Wednesday, 14 September 2011

Speaker flexes question time muscle

Speaker Harry Jenkins
Speaker Harry Jenkins has laid down the law in parliament, ruling disparaging
remarks out of order.  Picture: Ray Strange Source: The Australian

The days of endless question time haranguing may be over following a landmark edict by Speaker Harry Jenkins ruling disparaging partisan remarks out of order in the federal parliament.

Mr Jenkins slapped down ministers today, ruling out formulaic "Dorothy Dix" questions which set the stage for gratuitous attacks on the opposition.

The change came after he was forced to rule out an opposition question contrasting Julia Gillard's support for scandal-hit MP Craig Thomson with her criticism of High Court Chief Justice Robert French.

He initially said he was inclined to allow the question, based on past precedent, despite his misgivings over all questions that cast aspersions on members of the House.

But Leader of the House Anthony Albanese argued the point, saying the question should be rejected because, among other reasons, it cast aspersions and inferences, was insulting and hypothetical.

"Well, this is a big change in the game," Mr Jenkins said.

"I've got to decide whether I rule out most of the questions from both sides. And I'm happy to do that if that is the wish of the House.

"I've tried for four years to get a sensible set of rules for question time, and if they want me to implement my version of the rules, I'm happy to."

He then proceeded to rule out of order portions of questions to ministers by government MPs providing open-ended opportunities for attack.

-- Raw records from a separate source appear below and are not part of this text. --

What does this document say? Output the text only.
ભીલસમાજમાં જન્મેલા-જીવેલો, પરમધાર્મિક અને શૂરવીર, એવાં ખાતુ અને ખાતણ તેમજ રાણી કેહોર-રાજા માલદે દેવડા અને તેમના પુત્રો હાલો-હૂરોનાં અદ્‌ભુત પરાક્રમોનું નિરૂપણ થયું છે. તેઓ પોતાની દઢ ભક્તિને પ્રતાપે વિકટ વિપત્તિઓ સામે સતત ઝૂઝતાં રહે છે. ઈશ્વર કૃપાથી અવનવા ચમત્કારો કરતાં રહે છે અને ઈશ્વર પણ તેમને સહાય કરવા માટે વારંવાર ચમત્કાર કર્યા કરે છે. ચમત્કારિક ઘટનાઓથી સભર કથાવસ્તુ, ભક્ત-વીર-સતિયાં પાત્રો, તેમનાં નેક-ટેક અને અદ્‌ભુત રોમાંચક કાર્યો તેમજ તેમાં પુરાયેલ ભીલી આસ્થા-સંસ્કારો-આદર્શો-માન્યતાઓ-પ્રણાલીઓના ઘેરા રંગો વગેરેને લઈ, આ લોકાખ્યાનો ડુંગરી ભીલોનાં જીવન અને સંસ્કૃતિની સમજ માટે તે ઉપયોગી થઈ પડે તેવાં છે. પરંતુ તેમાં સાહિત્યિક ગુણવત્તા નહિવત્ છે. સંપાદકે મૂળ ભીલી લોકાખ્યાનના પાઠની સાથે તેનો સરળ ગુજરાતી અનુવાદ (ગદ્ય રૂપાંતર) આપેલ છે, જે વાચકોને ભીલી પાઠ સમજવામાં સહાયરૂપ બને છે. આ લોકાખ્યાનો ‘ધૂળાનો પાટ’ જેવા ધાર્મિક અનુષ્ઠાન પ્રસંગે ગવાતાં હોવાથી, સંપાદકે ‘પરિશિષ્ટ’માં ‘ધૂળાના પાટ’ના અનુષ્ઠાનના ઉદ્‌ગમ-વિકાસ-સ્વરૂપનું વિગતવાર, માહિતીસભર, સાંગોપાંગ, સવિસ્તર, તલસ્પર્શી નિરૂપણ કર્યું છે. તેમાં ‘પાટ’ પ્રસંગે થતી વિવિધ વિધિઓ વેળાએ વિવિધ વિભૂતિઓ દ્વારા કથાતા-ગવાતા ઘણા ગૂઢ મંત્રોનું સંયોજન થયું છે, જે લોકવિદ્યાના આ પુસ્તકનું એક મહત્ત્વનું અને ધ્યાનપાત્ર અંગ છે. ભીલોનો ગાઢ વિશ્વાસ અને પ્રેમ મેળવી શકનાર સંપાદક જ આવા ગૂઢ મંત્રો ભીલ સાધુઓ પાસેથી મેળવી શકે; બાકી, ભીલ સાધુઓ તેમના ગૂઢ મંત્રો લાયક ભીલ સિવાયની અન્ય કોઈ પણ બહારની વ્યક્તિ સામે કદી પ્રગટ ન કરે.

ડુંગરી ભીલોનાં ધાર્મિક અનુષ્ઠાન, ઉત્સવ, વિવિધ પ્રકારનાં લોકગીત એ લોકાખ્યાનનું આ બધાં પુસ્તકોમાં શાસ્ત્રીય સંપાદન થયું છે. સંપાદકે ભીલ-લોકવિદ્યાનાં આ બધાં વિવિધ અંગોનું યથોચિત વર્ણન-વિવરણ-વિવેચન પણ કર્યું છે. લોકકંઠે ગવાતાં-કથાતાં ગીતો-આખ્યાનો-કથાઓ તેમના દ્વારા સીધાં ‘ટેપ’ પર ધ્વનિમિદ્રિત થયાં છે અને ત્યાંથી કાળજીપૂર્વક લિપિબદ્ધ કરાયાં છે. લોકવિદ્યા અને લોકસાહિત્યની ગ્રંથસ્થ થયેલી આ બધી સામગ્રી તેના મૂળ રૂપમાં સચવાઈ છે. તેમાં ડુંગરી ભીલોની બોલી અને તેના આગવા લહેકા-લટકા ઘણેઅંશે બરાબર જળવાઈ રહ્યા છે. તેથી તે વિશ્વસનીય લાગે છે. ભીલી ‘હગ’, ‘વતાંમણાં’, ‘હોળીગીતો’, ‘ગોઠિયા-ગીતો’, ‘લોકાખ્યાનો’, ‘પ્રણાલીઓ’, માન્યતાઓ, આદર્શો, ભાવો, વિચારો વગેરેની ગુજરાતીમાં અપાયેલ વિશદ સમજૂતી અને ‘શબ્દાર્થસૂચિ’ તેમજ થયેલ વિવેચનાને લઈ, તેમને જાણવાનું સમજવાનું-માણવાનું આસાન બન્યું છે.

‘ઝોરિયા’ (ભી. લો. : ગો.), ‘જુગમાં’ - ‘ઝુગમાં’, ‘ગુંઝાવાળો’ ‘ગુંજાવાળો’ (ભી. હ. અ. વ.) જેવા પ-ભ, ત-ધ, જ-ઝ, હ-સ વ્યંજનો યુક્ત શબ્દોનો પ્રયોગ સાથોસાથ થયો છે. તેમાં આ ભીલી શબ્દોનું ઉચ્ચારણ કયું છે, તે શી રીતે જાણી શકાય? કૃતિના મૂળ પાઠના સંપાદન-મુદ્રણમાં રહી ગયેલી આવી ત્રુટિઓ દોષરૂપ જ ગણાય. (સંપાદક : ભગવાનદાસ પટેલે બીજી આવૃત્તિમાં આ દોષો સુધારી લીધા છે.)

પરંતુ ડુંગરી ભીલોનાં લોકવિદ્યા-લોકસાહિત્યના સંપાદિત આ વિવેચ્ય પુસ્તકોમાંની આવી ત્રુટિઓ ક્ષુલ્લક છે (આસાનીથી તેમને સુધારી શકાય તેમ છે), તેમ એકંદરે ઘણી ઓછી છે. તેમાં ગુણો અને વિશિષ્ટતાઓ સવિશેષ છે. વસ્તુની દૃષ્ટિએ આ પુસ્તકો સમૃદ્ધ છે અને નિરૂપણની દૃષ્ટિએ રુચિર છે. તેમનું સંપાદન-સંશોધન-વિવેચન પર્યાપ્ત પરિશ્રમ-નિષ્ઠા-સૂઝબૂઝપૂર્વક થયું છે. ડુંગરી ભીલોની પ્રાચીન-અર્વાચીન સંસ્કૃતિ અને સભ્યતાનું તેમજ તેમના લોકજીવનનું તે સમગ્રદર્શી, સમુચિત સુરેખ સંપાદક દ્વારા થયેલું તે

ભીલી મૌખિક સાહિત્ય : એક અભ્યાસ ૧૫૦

A question to Community Services Minister Jenny Macklin was the first to suffer the speaker's wrath.

She was asked: "Minister how is the government delivering on its commitment to support pensioners to balance their budgets? What risks are there to this support and how is the government responding?"

Mr Jenkins intervened before Ms Macklin reach the despatch box, erasing the usual invitation to attack the opposition.

"The last two parts of that question are out of order, I will allow the first part," he said.
Under the new standard, much of the party-political abuse in both questions and answers will now be out of order.

Under normal circumstances, a speaker might face removal by his or her own side for such a ruling.

But any such move would be intensely dangerous in the current parliament for a government with a one-seat majority.